Conference Dates

October 4-9, 2015


Applying severe plastic deformation to pearlitic steels leads to a transformation of the random ultrafine-lamellar (ufl) colony structure to a nanolamellar (nl) composite. The distinct reduction of the interlamellar spacing generates a high-strength steel with a strength of up to 3.7 GPa, which can readily be produced. Additionally, the ferrite and cementite lamellae align in a preferential direction giving rise to an anisotropic mechanical response.

The aim of this work is to determine the material anisotropy in terms of flow stress and deformation behavior in the nl state and to compare it with its ufl state.
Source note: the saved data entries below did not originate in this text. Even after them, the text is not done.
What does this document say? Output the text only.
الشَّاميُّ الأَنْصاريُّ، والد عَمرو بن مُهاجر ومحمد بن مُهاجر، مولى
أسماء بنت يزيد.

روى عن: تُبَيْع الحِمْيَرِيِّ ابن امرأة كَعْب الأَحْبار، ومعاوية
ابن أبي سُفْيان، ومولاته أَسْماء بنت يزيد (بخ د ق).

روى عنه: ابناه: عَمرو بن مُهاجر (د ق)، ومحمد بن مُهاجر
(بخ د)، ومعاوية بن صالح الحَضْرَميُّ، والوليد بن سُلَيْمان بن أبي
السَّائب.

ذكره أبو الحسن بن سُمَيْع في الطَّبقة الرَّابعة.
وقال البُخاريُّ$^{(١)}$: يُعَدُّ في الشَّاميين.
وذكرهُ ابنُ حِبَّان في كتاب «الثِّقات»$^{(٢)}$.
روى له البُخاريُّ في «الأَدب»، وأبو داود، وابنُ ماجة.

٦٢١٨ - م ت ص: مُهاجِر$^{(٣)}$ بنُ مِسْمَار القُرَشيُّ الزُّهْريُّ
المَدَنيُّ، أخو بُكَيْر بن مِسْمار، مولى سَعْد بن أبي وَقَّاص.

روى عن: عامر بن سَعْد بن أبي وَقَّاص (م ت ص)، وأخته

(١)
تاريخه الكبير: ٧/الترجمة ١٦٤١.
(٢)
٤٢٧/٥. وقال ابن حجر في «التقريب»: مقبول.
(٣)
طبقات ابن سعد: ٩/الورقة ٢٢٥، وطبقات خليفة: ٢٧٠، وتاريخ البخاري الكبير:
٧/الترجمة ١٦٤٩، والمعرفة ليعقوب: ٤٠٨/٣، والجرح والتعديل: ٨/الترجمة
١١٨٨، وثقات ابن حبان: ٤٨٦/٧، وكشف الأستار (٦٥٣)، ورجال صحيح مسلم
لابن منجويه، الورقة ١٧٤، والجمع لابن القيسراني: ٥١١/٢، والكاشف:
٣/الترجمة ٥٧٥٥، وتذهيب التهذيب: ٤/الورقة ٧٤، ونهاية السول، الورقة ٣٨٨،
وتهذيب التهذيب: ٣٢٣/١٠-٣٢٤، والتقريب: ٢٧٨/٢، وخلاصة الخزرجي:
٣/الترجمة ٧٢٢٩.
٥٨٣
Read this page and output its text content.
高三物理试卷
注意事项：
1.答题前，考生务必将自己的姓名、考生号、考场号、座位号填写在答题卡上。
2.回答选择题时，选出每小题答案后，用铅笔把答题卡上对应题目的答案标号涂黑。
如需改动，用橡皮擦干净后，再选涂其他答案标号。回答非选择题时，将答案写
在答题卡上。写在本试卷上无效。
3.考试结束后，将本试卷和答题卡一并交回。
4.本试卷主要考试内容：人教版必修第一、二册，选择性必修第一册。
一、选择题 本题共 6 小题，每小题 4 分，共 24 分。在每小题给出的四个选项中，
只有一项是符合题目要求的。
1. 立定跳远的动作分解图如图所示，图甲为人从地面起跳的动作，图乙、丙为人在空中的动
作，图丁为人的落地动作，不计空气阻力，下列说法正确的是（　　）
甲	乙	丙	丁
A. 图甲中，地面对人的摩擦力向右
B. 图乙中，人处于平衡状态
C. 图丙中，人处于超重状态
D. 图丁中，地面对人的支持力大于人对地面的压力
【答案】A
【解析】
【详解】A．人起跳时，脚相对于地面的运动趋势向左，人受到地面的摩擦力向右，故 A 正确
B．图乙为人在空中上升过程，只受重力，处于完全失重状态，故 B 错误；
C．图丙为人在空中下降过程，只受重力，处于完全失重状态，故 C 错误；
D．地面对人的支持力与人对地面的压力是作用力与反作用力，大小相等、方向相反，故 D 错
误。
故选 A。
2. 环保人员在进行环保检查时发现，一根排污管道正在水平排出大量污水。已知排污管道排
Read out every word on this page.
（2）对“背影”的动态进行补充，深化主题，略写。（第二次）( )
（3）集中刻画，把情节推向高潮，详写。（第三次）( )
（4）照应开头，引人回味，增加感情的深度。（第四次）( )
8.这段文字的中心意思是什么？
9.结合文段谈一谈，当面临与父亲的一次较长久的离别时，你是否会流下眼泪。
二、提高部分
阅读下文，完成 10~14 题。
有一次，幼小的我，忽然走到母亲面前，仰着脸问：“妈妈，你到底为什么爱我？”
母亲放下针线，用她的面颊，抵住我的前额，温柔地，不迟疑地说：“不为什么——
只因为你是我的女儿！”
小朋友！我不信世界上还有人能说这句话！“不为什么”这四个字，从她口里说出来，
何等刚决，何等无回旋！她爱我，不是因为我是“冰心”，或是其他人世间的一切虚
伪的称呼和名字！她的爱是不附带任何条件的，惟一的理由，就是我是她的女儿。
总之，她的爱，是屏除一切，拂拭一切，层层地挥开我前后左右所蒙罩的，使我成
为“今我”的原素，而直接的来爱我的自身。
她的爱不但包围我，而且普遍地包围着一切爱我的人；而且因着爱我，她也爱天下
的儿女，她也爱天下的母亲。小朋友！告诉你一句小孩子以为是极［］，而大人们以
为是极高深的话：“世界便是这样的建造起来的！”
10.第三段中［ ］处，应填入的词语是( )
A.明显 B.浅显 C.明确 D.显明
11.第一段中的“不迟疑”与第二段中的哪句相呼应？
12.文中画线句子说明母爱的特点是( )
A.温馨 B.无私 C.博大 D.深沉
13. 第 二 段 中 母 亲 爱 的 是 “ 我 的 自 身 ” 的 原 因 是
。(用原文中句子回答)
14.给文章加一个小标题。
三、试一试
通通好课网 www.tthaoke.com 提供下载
Thus, micron sized samples are fundamental in order to fit inside a single colony of a distinct lamellae alignment. In addition, these small dimensions ensure a homogeneous structure within the nl samples. The compression setup on the other side enables to characterize the deformation behavior up to large strains, since early failure as a consequence of necking is prevented. Hence, micro compression experiments are an established tool for characterizing deformation mechanisms of fine-scaled materials and they further allow to link the deformation characteristics observed in the scanning electron microscope (SEM) to the mechanical data.

In this work anisotropic mechanical properties could be successfully measured by micromechanical testing of pillars consisting of single ufl pearlite colonies and nl pearlitic structures for the first time. For both lamellae spacings three different types of micro pillars were focused ion beam milled, with the lamellae being aligned parallel, normal and inclined with respect to the loading direction. Comparing the stress-strain curves and the deformation characterstics of the ufl and nl micro pillars, it could be revealed that not only the interlamellar spacing but also the loading direction of the lamellae have a significant influence on the materials behavior. Especially, it was found that the yield point of the material is mainly controlled by the interlamellar spacing, whereas the lamellae orientation governs the hardening capability, the critical stress for the onset of localized deformation and thereby also the strength in a subsequently arising plateau regime. Furthermore, it could be shown that the global failure and deformation characteristics vary depending on the lamellae alignment. Finally it should be noted, that the anisotropy of the hardening behavior in the ufl and nl pearlite is different.